Boomkat Product Review:
Distorted Rooms by Vienna's Radian.
"Martin Brandlmayr (drums, electronics), Martin Siewert (guitar, electronics) and John Norman (bass) are stalwarts of the European contemporary music community. Radian’s angular, expansive music delights in tension and contradiction, sound and silence, improvisation and composition. The trio employ a singular and wholly unique sense of microtonality. While their creation process is complex, the resulting music is emotionally affecting, creating an aura of suspense and at times unease. Distorted Rooms presents a dazzling new elevation of the trio’s employment and manipulation of microtones with a new emphasis on abstracted guitar motifs, often employing a more loop-based or electronic approach to the guitar’s sonics.
Distorted Rooms creative process began as most Radian albums have, with multi-stage recording of often the smallest of sounds from pickscrapes to an amplifier’s latent hiss. These slivers of sound are then restructured and processed through a variety of techniques that transform them, at times subtly, and often more drastically. Radian has always been interested in sounds that might be considered byproducts and maximizing their creative and aural potential. Smaller gestures like switching a pedal on and off or toggling the guitar’s pickup are mic’d and spun into textures that crackle and froth to fascinating effect. The trio expertly hone in on sounds often removed from the sheen of the recording process and mine them for unique, rich textural sound palettes which they then use to paint their meticulous arrangements with.

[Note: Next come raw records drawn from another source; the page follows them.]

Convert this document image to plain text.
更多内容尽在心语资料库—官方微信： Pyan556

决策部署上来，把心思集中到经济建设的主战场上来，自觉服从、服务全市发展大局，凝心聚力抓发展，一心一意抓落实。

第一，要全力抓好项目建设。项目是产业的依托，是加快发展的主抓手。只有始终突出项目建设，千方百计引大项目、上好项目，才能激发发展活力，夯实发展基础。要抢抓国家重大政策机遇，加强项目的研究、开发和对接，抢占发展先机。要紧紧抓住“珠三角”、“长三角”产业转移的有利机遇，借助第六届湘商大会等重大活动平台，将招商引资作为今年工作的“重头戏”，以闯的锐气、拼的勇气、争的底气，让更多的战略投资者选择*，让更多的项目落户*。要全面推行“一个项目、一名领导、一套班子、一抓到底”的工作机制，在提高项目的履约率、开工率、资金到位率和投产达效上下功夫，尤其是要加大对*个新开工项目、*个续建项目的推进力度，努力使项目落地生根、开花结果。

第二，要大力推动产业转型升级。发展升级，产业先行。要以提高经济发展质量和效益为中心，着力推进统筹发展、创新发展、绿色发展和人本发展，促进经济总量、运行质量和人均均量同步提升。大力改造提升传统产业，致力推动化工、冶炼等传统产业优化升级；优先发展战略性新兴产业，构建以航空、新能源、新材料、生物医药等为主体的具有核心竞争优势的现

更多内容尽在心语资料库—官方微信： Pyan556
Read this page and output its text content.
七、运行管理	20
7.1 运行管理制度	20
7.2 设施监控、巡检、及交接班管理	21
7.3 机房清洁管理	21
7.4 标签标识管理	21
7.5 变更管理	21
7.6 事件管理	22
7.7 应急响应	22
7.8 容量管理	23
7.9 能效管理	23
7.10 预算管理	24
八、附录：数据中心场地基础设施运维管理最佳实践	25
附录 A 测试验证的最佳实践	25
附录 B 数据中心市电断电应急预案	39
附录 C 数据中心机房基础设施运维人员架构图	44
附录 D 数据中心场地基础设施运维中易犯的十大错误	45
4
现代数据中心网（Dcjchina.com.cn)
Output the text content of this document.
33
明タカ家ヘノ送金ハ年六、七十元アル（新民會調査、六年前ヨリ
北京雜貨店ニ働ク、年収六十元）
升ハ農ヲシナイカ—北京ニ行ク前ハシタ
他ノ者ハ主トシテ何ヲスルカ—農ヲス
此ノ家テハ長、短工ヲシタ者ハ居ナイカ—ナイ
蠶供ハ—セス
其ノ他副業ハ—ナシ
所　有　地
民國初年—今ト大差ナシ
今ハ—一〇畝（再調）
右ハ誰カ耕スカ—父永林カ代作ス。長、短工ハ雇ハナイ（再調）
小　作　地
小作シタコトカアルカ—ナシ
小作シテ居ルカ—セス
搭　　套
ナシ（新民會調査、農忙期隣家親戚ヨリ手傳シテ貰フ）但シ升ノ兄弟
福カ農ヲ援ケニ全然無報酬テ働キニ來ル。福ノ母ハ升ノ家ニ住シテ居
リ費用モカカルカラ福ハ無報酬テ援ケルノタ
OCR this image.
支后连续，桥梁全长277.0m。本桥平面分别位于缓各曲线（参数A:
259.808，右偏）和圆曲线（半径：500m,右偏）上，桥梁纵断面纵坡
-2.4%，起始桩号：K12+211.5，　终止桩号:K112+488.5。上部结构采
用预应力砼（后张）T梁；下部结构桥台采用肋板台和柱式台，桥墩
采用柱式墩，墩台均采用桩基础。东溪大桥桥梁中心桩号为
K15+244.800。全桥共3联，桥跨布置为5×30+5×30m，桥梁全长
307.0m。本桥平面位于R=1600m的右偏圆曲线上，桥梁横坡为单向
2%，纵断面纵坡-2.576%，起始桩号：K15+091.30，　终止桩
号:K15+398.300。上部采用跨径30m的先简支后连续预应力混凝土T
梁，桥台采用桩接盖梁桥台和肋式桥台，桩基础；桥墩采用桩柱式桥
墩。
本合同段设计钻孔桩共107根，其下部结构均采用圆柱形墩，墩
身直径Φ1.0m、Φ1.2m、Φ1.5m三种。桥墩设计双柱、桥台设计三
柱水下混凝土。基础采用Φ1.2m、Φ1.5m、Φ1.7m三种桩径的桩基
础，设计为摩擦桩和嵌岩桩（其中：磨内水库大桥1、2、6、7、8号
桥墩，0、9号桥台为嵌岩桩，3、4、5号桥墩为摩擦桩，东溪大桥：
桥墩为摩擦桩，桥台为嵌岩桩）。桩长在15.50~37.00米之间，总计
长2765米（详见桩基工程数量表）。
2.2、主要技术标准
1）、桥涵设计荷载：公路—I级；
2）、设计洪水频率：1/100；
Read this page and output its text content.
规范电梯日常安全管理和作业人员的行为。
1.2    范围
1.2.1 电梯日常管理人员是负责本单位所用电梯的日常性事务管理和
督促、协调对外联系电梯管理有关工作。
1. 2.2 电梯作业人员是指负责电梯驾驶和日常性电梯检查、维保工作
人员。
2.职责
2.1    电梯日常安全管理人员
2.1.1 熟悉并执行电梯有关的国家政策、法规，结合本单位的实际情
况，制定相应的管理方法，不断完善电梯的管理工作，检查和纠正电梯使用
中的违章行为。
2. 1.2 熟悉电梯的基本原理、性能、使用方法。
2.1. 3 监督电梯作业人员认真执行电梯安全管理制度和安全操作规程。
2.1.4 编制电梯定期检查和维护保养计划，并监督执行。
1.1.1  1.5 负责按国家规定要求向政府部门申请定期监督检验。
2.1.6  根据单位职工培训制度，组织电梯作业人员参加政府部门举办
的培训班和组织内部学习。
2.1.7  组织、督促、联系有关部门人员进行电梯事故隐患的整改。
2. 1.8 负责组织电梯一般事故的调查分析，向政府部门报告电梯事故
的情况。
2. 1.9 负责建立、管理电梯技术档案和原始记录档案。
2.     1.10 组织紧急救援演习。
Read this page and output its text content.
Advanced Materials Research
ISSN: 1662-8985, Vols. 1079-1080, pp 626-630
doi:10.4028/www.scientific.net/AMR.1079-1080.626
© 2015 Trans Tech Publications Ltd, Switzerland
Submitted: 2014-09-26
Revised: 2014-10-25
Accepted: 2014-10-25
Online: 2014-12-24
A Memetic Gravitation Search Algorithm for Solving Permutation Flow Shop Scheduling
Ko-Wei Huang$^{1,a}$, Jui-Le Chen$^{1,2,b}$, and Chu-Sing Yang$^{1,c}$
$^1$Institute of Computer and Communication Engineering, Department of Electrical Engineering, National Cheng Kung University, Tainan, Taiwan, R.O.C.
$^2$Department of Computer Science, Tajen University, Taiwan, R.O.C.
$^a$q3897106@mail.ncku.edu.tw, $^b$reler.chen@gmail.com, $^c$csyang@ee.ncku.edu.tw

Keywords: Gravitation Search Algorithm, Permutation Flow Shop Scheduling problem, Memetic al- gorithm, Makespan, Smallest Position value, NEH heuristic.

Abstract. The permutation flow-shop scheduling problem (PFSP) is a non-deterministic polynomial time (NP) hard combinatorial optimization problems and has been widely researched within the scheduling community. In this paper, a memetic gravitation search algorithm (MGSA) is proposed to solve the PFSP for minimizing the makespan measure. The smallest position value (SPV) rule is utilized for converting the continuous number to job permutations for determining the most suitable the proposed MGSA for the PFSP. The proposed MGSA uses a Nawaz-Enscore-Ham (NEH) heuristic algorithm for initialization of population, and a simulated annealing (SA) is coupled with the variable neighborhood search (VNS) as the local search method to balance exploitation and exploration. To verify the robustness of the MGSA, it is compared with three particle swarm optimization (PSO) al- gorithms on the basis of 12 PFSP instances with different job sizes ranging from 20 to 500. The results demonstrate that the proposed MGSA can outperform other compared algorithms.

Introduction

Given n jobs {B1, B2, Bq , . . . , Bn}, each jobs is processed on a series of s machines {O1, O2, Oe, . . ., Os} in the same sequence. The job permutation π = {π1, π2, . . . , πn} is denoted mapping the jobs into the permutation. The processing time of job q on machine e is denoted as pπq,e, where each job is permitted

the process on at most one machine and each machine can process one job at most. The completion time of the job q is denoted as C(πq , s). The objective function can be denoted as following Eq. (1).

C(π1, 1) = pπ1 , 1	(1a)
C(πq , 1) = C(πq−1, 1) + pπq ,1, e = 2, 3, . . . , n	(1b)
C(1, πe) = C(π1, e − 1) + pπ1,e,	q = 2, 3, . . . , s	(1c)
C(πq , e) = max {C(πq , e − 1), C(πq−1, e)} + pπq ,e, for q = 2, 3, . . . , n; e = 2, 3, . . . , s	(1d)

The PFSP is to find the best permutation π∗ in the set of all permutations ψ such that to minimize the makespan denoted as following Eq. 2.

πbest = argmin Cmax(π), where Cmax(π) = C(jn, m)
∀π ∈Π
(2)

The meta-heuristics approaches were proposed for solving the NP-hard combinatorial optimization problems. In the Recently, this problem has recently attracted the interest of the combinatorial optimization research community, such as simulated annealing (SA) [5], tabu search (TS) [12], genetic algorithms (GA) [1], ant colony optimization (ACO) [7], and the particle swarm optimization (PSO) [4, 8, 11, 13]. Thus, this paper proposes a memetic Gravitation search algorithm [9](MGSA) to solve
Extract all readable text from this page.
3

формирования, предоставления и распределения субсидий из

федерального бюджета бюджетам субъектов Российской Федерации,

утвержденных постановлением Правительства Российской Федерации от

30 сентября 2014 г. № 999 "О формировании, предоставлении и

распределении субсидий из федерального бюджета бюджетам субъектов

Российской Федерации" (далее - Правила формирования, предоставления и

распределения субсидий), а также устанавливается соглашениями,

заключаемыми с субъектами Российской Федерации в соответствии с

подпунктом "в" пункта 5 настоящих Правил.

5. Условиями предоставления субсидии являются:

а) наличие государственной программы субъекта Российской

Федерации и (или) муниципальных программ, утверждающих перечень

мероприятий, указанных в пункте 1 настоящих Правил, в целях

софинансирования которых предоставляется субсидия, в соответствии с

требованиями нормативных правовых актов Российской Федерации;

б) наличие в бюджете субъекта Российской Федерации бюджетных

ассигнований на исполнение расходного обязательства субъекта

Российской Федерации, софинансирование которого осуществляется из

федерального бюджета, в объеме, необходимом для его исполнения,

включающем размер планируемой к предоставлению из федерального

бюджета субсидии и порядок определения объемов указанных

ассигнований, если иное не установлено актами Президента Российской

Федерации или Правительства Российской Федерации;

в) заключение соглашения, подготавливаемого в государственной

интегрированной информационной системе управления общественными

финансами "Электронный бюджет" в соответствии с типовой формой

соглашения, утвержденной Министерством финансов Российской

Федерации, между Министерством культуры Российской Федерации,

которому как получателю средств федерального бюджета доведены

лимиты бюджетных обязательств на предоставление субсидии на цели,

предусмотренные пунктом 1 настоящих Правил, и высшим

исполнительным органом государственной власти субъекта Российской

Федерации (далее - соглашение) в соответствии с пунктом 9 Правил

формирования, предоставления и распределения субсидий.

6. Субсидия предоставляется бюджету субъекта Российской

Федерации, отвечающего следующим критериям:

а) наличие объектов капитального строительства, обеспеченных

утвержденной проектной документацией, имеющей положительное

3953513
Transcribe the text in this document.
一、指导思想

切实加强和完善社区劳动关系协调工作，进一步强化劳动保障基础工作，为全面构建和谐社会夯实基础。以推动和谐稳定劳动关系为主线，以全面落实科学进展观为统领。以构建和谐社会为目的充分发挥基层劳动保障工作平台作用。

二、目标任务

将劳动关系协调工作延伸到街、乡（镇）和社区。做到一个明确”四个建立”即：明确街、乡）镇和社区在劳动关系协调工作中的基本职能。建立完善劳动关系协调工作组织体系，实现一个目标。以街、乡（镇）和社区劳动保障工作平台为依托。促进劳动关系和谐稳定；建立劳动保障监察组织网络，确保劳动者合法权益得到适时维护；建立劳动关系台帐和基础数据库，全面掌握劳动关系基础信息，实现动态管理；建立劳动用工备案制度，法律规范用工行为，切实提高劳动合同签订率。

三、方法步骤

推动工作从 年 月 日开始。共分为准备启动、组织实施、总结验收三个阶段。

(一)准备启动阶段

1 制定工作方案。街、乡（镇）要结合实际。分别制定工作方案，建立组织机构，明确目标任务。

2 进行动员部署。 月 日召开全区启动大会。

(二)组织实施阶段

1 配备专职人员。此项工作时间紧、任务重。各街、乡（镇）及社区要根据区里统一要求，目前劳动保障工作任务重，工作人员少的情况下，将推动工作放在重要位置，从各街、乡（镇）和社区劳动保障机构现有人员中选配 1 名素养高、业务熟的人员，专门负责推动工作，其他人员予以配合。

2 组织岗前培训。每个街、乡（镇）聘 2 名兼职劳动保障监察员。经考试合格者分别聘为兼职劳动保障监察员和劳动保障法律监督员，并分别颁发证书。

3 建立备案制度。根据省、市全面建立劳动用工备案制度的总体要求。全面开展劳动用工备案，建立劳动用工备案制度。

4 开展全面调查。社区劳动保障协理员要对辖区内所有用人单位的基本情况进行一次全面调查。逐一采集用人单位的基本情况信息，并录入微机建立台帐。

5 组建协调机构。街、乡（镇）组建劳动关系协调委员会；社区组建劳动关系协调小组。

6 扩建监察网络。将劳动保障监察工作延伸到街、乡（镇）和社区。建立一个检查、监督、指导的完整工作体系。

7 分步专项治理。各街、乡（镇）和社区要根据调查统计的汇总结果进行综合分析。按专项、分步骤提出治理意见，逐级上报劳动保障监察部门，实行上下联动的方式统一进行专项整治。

Album opener “Cold Suns” traces out a fully three-dimensional sonic landscape in the gloom, spidery guitar architectures and gusts of weightless, skittering percussion arcing from amps while electronics blossom through the cracks. “Skyskryp12” highlights Radian’s use of dynamics to elicit an emotional response. On the track, Radian explains “Skyskryp12” “plays with the idea of recording an unamplified electric guitar (giving this really thin, ‘zingy’ sound) that only later comes into full flight when the big ‘wall of sound’ guitar amps kick in. There’s a very high dynamic range from the very quiet and abstract middle part to full on playing band in the end, with melodies buzzing around in the room. It's all about suspense.” “Stak” eliminates nearly all traces of the original performance while still maintaining a distinct physicality with its relentless forward-motion.
Throughout the album the trio masterfully blur the lines between human and machine to create a performance that sounds at once physical and unearthly. With ethereal guitar textures loosened from their original plucked notes and played percussion augmented with analog drum machines, Radian reconfigures the very bounds of what three musicians can create together."